You may have noticed that we did not give a significance level at which to conduct our test in this last example. When a p-value test is being conducted, we sometimes don't state a significance level as part of the problem statement. Instead, once we have the p-value for the test, we compare it with all three of the Common Significance Levels to see at which levels, if any, we can reject the null hypothesis.

An independent senator believes that she has equal support among members of both the Republican and Democrat parties. To test this belief, she commissions a study in which 340 Republicans and 418 Democrats are polled. 138 of the Republicans and 157 of the Democrats are found to support the senator.

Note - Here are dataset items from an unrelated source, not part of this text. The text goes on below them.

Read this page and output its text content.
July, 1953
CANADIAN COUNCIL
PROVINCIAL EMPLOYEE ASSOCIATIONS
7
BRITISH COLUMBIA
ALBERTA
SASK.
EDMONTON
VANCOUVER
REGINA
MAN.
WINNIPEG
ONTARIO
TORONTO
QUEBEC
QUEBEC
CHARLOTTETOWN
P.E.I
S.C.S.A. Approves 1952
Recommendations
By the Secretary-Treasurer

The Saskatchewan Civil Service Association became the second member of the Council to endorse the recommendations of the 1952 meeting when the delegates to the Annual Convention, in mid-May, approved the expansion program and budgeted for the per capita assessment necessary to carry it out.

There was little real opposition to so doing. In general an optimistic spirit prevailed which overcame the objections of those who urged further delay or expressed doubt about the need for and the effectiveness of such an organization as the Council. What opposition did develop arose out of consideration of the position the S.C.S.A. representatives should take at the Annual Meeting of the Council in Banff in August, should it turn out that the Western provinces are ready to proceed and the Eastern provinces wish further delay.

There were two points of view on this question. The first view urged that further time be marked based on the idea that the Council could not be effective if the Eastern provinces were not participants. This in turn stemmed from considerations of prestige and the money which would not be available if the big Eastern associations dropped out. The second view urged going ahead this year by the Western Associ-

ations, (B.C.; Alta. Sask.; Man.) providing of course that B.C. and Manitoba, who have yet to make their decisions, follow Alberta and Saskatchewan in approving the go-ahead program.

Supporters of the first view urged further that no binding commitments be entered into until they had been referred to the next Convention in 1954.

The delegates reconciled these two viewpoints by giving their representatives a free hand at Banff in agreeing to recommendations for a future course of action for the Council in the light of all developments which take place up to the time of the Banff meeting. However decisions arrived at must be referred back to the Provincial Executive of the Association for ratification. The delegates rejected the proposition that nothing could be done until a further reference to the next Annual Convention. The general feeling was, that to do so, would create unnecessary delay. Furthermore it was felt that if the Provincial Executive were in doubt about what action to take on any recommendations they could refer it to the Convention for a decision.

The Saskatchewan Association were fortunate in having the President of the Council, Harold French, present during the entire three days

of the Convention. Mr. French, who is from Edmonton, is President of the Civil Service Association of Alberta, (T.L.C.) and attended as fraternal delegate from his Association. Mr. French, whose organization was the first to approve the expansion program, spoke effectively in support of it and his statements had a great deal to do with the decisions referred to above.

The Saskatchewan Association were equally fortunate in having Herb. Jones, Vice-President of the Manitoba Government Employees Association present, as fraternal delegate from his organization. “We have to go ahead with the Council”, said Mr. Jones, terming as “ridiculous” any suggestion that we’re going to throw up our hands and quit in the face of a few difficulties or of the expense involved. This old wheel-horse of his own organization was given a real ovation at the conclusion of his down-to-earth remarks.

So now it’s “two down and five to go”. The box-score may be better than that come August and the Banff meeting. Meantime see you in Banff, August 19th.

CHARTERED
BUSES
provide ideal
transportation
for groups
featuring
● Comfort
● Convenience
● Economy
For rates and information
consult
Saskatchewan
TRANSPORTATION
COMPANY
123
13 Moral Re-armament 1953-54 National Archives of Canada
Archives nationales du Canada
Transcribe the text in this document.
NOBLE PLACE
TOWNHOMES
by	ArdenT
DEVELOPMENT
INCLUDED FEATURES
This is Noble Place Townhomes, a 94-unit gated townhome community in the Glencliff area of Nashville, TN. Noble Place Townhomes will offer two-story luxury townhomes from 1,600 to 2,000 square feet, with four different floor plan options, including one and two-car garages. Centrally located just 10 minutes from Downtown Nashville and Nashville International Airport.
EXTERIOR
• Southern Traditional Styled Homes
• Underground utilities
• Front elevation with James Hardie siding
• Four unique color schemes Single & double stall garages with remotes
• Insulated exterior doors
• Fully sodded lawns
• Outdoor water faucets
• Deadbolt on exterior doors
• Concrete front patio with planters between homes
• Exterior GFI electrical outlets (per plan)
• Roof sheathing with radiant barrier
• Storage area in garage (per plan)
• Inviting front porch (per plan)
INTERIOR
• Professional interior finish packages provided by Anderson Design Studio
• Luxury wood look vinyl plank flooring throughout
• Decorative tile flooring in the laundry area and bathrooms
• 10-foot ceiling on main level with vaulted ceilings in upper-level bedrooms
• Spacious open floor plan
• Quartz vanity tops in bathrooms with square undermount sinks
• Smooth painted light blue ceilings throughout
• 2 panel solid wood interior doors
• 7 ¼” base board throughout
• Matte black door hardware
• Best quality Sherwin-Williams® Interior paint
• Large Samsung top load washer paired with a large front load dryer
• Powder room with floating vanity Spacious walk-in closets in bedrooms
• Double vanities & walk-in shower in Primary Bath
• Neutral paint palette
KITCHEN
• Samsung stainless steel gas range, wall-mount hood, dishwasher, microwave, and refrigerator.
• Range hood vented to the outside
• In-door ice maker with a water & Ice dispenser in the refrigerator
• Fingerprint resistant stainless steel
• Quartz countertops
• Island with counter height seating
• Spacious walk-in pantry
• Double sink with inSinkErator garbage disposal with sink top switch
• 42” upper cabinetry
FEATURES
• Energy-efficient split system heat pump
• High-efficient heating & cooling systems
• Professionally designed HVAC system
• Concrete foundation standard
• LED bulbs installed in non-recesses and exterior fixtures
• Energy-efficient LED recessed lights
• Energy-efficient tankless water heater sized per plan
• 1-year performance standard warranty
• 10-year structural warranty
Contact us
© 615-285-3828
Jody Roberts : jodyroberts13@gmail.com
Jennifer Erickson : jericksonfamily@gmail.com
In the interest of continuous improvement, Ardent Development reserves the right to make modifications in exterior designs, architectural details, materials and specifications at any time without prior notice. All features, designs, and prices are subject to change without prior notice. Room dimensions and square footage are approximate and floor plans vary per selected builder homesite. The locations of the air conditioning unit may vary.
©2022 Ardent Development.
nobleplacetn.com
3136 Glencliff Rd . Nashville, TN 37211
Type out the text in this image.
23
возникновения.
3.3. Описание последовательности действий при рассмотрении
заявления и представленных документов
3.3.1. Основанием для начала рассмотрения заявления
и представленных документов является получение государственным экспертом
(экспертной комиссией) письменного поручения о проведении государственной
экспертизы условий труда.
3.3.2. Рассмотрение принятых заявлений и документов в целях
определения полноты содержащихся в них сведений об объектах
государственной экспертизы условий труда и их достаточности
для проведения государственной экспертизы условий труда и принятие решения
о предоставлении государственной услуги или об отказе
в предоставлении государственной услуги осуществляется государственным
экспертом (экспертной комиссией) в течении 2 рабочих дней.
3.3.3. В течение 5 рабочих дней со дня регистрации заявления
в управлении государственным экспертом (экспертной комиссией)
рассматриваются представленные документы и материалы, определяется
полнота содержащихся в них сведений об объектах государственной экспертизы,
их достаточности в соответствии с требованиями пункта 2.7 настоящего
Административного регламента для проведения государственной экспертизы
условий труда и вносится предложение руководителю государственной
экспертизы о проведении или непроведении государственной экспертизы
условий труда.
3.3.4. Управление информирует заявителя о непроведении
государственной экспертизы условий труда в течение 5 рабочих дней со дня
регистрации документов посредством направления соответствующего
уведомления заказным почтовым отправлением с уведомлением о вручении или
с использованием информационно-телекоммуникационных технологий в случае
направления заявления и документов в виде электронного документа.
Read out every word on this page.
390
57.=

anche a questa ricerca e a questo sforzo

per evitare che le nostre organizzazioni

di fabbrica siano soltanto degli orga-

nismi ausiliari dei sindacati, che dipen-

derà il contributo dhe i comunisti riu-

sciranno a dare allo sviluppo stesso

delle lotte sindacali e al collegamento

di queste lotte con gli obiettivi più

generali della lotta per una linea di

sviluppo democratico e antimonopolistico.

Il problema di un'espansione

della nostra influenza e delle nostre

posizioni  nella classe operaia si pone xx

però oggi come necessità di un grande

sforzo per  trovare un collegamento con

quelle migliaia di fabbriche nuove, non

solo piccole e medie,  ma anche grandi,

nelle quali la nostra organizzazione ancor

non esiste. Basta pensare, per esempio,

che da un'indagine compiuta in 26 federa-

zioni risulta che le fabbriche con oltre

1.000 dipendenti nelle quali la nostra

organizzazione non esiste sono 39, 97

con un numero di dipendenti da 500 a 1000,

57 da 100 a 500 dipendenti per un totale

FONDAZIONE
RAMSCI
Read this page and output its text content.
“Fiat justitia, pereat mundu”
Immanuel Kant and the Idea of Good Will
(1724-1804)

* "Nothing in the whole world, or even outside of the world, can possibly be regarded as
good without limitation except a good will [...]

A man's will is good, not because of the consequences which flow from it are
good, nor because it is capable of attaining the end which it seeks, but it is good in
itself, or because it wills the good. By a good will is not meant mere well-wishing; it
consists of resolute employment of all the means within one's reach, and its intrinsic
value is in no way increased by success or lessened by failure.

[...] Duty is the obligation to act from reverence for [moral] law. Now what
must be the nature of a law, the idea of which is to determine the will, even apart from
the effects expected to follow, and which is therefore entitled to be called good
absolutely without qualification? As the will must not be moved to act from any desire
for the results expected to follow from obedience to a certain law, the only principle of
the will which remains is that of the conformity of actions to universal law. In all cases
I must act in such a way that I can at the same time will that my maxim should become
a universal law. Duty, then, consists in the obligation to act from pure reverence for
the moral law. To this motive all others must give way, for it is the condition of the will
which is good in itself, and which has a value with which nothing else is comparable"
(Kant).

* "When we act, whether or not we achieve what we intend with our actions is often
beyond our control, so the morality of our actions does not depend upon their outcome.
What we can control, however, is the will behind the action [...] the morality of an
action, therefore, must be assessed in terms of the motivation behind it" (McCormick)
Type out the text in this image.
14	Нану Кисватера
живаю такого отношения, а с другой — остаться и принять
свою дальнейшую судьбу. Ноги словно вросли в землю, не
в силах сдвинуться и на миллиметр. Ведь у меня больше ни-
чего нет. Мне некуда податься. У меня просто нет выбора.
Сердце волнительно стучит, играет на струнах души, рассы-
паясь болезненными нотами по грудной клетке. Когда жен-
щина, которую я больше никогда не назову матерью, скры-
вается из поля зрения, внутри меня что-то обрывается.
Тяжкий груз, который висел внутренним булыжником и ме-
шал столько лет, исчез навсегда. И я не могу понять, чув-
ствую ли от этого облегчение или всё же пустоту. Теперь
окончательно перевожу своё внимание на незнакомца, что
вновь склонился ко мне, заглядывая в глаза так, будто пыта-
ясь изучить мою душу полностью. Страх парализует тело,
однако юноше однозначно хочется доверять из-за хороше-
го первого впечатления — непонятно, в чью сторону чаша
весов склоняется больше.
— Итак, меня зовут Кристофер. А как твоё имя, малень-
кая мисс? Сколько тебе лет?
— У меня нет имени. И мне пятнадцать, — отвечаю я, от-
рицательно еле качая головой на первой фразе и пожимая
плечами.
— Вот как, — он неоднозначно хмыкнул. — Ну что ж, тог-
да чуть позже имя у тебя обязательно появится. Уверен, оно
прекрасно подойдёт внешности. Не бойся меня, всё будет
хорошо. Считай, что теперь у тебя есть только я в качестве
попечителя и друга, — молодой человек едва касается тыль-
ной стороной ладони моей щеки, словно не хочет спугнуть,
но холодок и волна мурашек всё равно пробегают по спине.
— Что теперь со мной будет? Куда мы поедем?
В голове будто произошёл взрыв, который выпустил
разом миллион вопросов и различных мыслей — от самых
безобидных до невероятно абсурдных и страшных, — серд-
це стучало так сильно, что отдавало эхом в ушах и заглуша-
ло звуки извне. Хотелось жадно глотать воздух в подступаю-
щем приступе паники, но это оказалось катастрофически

Conduct a p-value test to determine if the senator's support levels are different.

Solution

We have already seen that the hypotheses are:

\begin{align*} H_0\amp:\ p_1 - p_2 = 0\\ H_A\amp:\ p_1 - p_2 \not= 0 \end{align*}

Our pooled estimate for the common proportion was:

\begin{equation*} \hat p_{\text{pooled}} = \frac{138 + 157}{340+418} = \frac{295}{758} \approx 0.3892\text{.} \end{equation*}

Finally, the test statistic was:

\begin{equation*} z_{\text{test}} = \frac{138/340 - 157/418}{\sqrt{\frac{(0.3892)(0.6108)}{340} + \frac{(0.3892)(0.6108)}{418}}} \approx 0.85\text{.} \end{equation*}

Now as the alternative hypothesis involves “\(\not =\)”, this is a two tailed test. The p-value is therefore the probability of being further into either tail than the test statistic of 0.85. This is twice the area in the right tail, as shown.

Figure 5.4.38. Critical Region for Example 5.4.37

S from the standard normal distribution table, the p-value is:

\begin{equation*} 2\times P(Z > 0.85) = 2(1 - .8023) = 2(0.1977) = 0.3954\text{.} \end{equation*}

Therefore, if the null hypothesis is true and support levels are equal in Republicans and Democrats, we could see samples like this 39.5% of the time. That is not unusual. The p-value of 0.3954 is larger than all common significance levels, 0.10, 0.05, and 0.01. We therefore fail to reject the null hypothesis. There is no evidence that support levels differ between Republicans and Democrats. The senator could well be correct.

Figure 5.4.39. P-Value Tests for Differences I
Figure 5.4.40. P-Value Tests for Differences II

An IRS agent believes that tax fraud is more prevalent on income tax returns where the gross adjusted income is more than $200,000. He takes a sample of 400 returns with income of less than $200,000 and finds that 12 of them are fraudulent. He also takes a sample of 300 returns with more than $200,000 reported income and finds that 15 of them are fraudulent. Suppose that tax returns for those making over $200,000 make up population one.

Question: what is the p-value of the test statistic for these samples?

Answer

0.0869

A widget manufacturer uses two assembly lines to build widgets. The quality control engineer believes that the average weight of a widget made by the first assembly line is greater than the average weight of a widget made by the second assembly line. To test this theory he takes a sample of widgets from each assembly line and finds the following information.

Sample Size Mean Standard Dev.
Assembly Line #1 \(n_1 = 120\) 12.2 ounces 0.72 ounces
Assembly Line #2 \(n_2 = 120\) 11.9 ounces 0.81 ounces
Table 5.4.43. Widget Statistics

Question: what is the p-value for this test statistic?